The mind sure likes to wonder during the waiting for tests and such. Missing the kids and grandkids a lot! Cancer doesn’t take a break for the holidays unfortunately though. The Xmas lights and decorations is a way of telling the cancer that we’re not going to let it dictate to us what we do or don’t do. What’s been nice is seeing her not so whipped out having the sessions right after another. Hasn’t had to take naps lately, just no energy for very long when doing things. Still having tenderness in the area but I called her cancer team in Petoskey and they put her on a new medication for it. Works a lot better.

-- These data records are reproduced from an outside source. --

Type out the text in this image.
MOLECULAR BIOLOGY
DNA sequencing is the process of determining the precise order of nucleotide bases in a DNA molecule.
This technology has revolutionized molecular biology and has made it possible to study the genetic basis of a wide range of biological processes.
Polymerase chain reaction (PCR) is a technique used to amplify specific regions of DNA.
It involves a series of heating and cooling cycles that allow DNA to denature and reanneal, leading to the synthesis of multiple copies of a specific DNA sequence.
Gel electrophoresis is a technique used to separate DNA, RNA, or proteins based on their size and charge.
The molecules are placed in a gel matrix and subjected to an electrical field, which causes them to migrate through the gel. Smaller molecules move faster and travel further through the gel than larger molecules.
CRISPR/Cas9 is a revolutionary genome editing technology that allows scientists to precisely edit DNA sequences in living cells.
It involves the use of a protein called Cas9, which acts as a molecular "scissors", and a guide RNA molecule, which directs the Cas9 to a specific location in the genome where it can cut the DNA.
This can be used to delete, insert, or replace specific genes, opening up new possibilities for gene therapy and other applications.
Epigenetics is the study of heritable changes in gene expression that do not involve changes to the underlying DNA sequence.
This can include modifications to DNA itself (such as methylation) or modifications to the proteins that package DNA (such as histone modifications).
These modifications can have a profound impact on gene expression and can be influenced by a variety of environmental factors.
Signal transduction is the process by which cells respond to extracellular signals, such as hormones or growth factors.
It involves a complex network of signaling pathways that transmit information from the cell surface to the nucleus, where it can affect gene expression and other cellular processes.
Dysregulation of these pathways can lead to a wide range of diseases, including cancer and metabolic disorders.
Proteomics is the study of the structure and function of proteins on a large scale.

It seems like every minute of everyday is consumed with thinking about this, for both of us. How can it not be? Just want Twisty taken down, then finish the next four months of chemo and get on with our lives. Wishful thinking. Reality is different. Maybe they’ll want another month of chemo first? Just have to keep pushing on and deal with things as they come. A lot to be thankful this holiday season but the illness is certainly not one of them. I don’t even think about my cardiac stuff. Slap nitro on, a few under the tongue, and move on. It is what it is. With us having a new family doctor, here in the Soo, it’s been a inconvenience having to talk about the same information again and again, explaining I don’t care to see specialists, cardiologist, etc. I made the decision long ago to be done with all that and my mind hasn’t changed. If I didn’t need meds ordered I wouldn’t bother even seeing a doctor. Just know that everything been medically done when it comes to that and it is what it is. I don’t talk about it, just manage it. Don’t have the time to worry or think much about it. Not being stupid about any of it. Some would say getting only a couple hours of sleep some nights is but how do you turn the brain off when so much is at stake? What matters most to me is my wife and her getting better. Period.

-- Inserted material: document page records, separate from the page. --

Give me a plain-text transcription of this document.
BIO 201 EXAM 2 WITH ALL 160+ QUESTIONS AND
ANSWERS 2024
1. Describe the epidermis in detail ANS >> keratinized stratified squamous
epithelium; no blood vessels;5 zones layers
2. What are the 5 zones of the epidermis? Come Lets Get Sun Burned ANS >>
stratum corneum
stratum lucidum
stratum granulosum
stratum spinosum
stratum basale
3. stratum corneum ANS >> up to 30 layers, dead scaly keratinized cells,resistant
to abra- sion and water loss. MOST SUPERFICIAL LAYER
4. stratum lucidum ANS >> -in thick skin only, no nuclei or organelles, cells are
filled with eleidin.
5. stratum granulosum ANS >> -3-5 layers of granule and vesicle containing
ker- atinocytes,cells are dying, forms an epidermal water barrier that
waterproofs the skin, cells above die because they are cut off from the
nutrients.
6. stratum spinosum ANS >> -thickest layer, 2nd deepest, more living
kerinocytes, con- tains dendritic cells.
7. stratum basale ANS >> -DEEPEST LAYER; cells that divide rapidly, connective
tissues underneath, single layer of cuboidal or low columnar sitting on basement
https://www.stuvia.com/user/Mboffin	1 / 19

The wind is blowing and a storm is starting to brew outside. It’s winter here in Upper Michigan and they’re not the friendliest. Only a few blocks east of Lake Superior so the weather changes fast. Deer hunting season has started so a lot of people wearing orange. Life here is so much more different than in Wisconsin. A town of about 17,000 people and one main road. Still can hear the freighters fog horns blast their deep bellows. People are honked down and getting ready for the blasts that the season will surely bring.

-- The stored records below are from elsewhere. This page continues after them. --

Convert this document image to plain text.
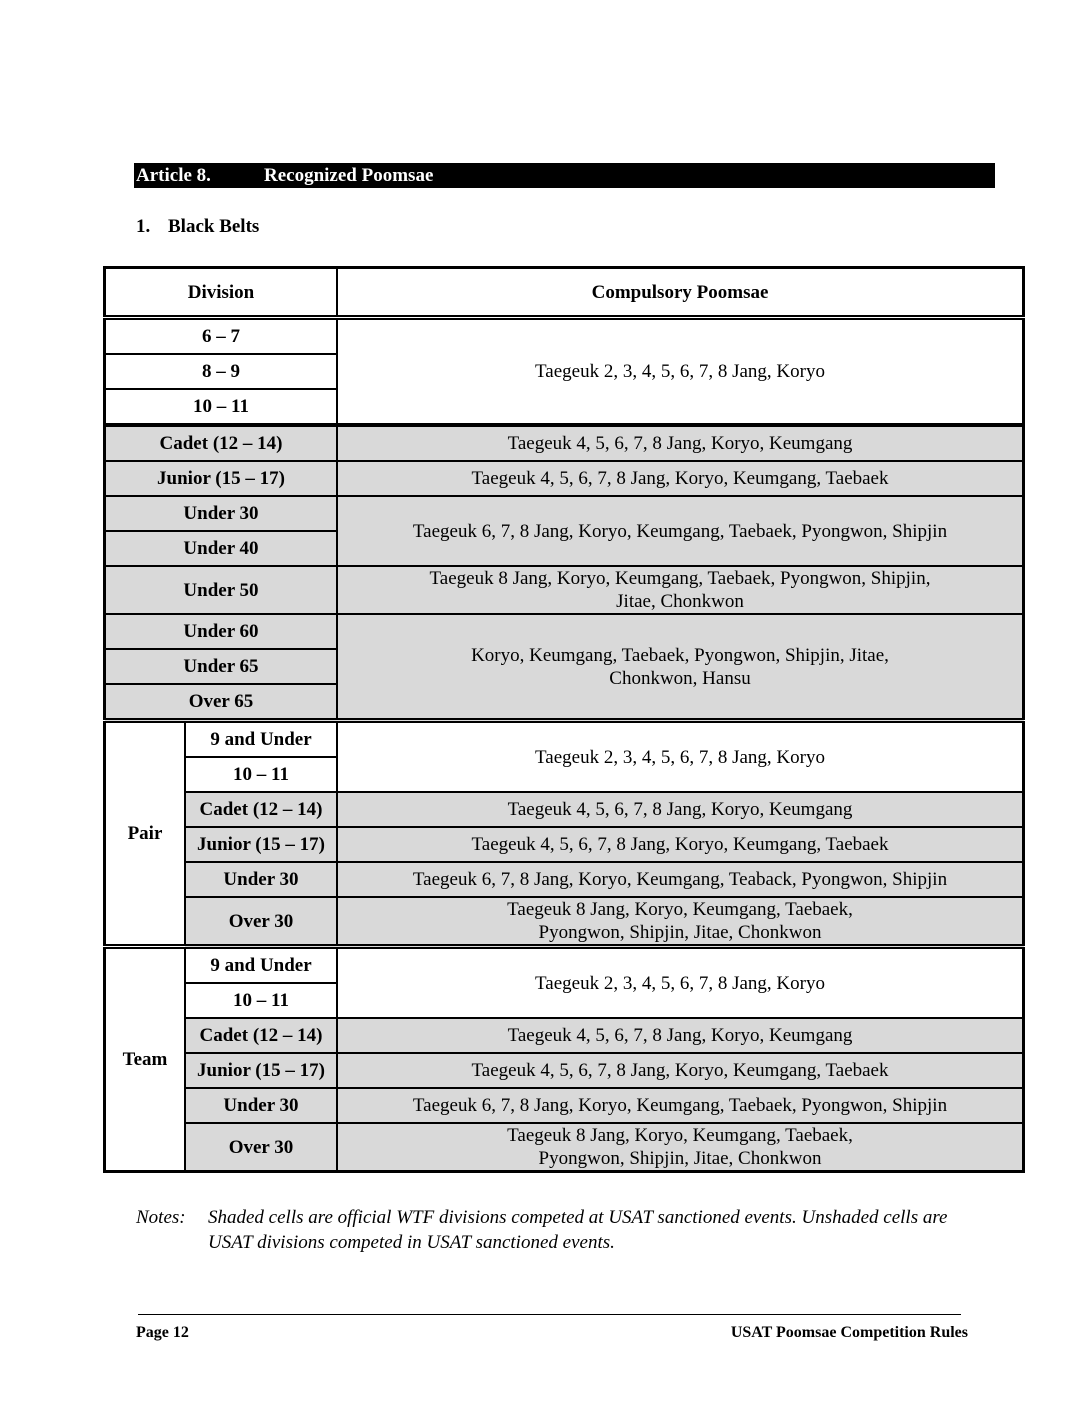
Article 8.	Recognized Poomsae
1. Black Belts
Division		Compulsory Poomsae
6 – 7		Taegeuk 2, 3, 4, 5, 6, 7, 8 Jang, Koryo
8 – 9		
10 – 11		
Cadet (12 – 14)		Taegeuk 4, 5, 6, 7, 8 Jang, Koryo, Keumgang
Junior (15 – 17)		Taegeuk 4, 5, 6, 7, 8 Jang, Koryo, Keumgang, Taebaek
Under 30		Taegeuk 6, 7, 8 Jang, Koryo, Keumgang, Taebaek, Pyongwon, Shipjin
Under 40		
Under 50		Taegeuk 8 Jang, Koryo, Keumgang, Taebaek, Pyongwon, Shipjin,
Jitae, Chonkwon

Under 60		Koryo, Keumgang, Taebaek, Pyongwon, Shipjin, Jitae,
Chonkwon, Hansu

Under 65		
Over 65		
Pair	9 and Under	Taegeuk 2, 3, 4, 5, 6, 7, 8 Jang, Koryo
	10 – 11	
	Cadet (12 – 14)	Taegeuk 4, 5, 6, 7, 8 Jang, Koryo, Keumgang
	Junior (15 – 17)	Taegeuk 4, 5, 6, 7, 8 Jang, Koryo, Keumgang, Taebaek
	Under 30	Taegeuk 6, 7, 8 Jang, Koryo, Keumgang, Teaback, Pyongwon, Shipjin
	Over 30	Taegeuk 8 Jang, Koryo, Keumgang, Taebaek,
Pyongwon, Shipjin, Jitae, Chonkwon

Team	9 and Under	Taegeuk 2, 3, 4, 5, 6, 7, 8 Jang, Koryo
	10 – 11	
	Cadet (12 – 14)	Taegeuk 4, 5, 6, 7, 8 Jang, Koryo, Keumgang
	Junior (15 – 17)	Taegeuk 4, 5, 6, 7, 8 Jang, Koryo, Keumgang, Taebaek
	Under 30	Taegeuk 6, 7, 8 Jang, Koryo, Keumgang, Taebaek, Pyongwon, Shipjin
	Over 30	Taegeuk 8 Jang, Koryo, Keumgang, Taebaek,
Pyongwon, Shipjin, Jitae, Chonkwon
Notes: Shaded cells are official WTF divisions competed at USAT sanctioned events. Unshaded cells are USAT divisions competed in USAT sanctioned events.
Page 12	USAT Poomsae Competition Rules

All and all things are good. The calm before the storm. If surgery is performed in a few weeks it’s going to be a major one. A Whipple procedure is big (pancreaticoduodenectomy) In the procedure, the first part, or the “head” of the pancreas and about 20 percent of the “body,” or the second part, are removed. The bottom half of the bile duct and the first part of the intestine are also removed. In a modified version of this surgery, a part of the stomach is removed). So it really is the calm before the storm. What I’m concentrating on right now is Bobbi and taking care of the things that need to be done. I don’t want her to be concerned about anything except getting better and finding joy in each day. Family, friends, have all been helpful and something we’re very grateful for. We wanted to make it down to Wisconsin for the planned party but a seven hour drive, and chemo whipping out her immune system the doctors say is a risk to close to surgery. There will be one heck of a cookout when we do return to Wausau though! Thanks everyone for their prayers and support. It has made a huge difference. And thank you Cinniedi for your daily songs and bible verses sent to your Grandma. Hoping everyone has a great turkey day! Also thank you for the kind words of support and sharing from writers following this blog, new friends that have also helped in this journey.